Más adelante, la Eurocámara volvió a congelar el acuerdo. Además, esa medida se produjo después de un fallo de la Corte Suprema de Estados Unidos. El tribunal declaró ilegales varios aranceles globales impuestos de forma unilateral.
Finalmente, el Parlamento Europeo aprobó el pacto. Sin embargo, antes de negociar varias salvaguardias con los Estados miembros. En consecuencia, la Unión Europea podrá suspender el acuerdo si Washington incumple los compromisos asumidos. También podrá hacerlo si las importaciones afectan gravemente a la industria europea.

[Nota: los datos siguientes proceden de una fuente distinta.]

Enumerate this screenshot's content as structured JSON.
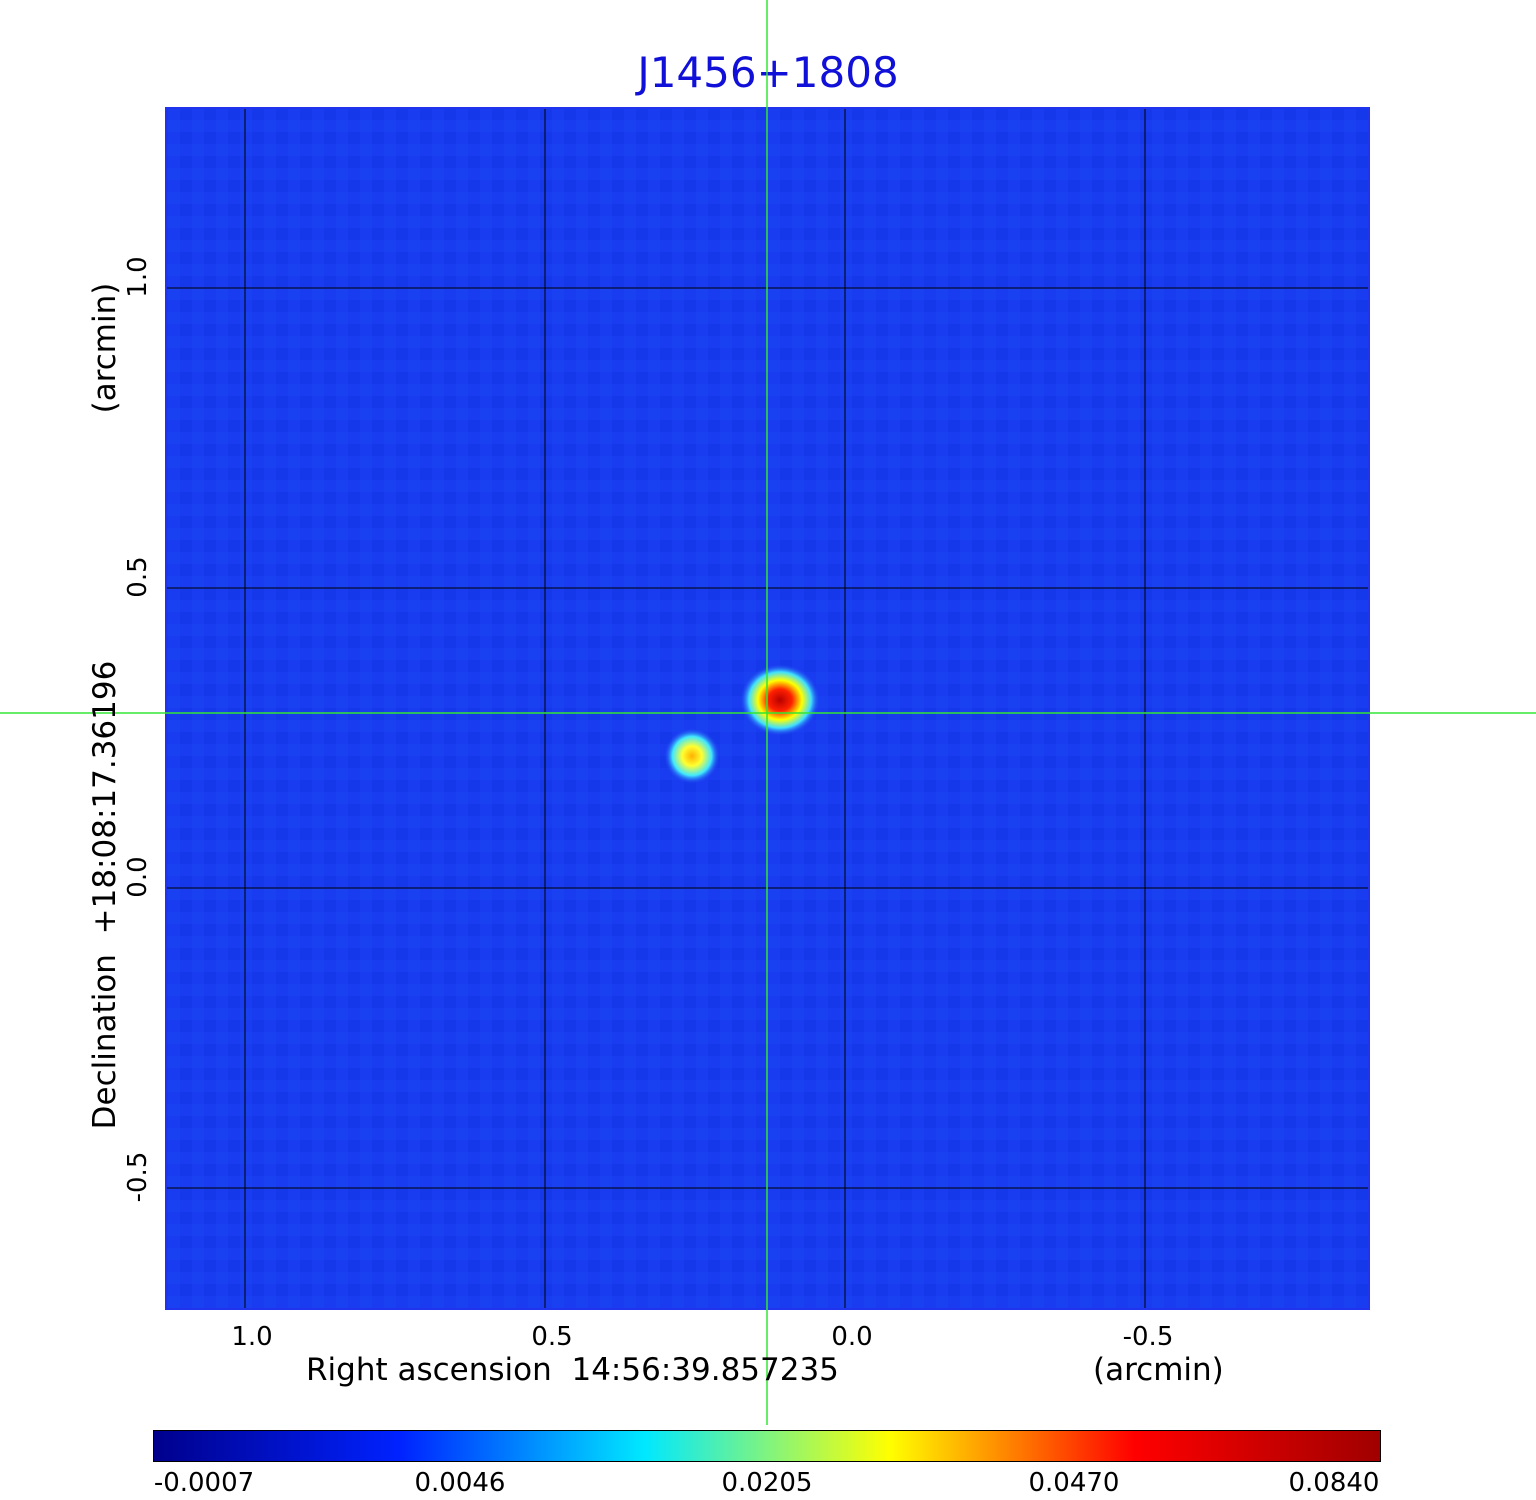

El Acuerdo incluye garantías
El texto contempla nuevas condiciones para proteger a ambas partes. Por ejemplo, Bruselas podrá revisar el convenio si Estados Unidos no reduce al 15 % los aranceles sobre el acero y el aluminio.
Además, el acuerdo tendrá vigencia hasta el 31 de diciembre de 2029. No obstante, la Comisión Europea podrá proponer una prórroga si las condiciones lo justifican.
La entrada en vigor se produjo pocos días antes del ultimátum fijado por Washington. Mientras tanto, ambas partes continuarán supervisando la aplicación del pacto.
Por su parte, el portavoz de Comercio de la Comisión Europea, Olof Gill, afirmó que el objetivo es garantizar el cumplimiento total de los compromisos acordados. De igual forma, aseguró que Bruselas seguirá trabajando con Estados Unidos para desarrollar una relación comercial estable y previsible.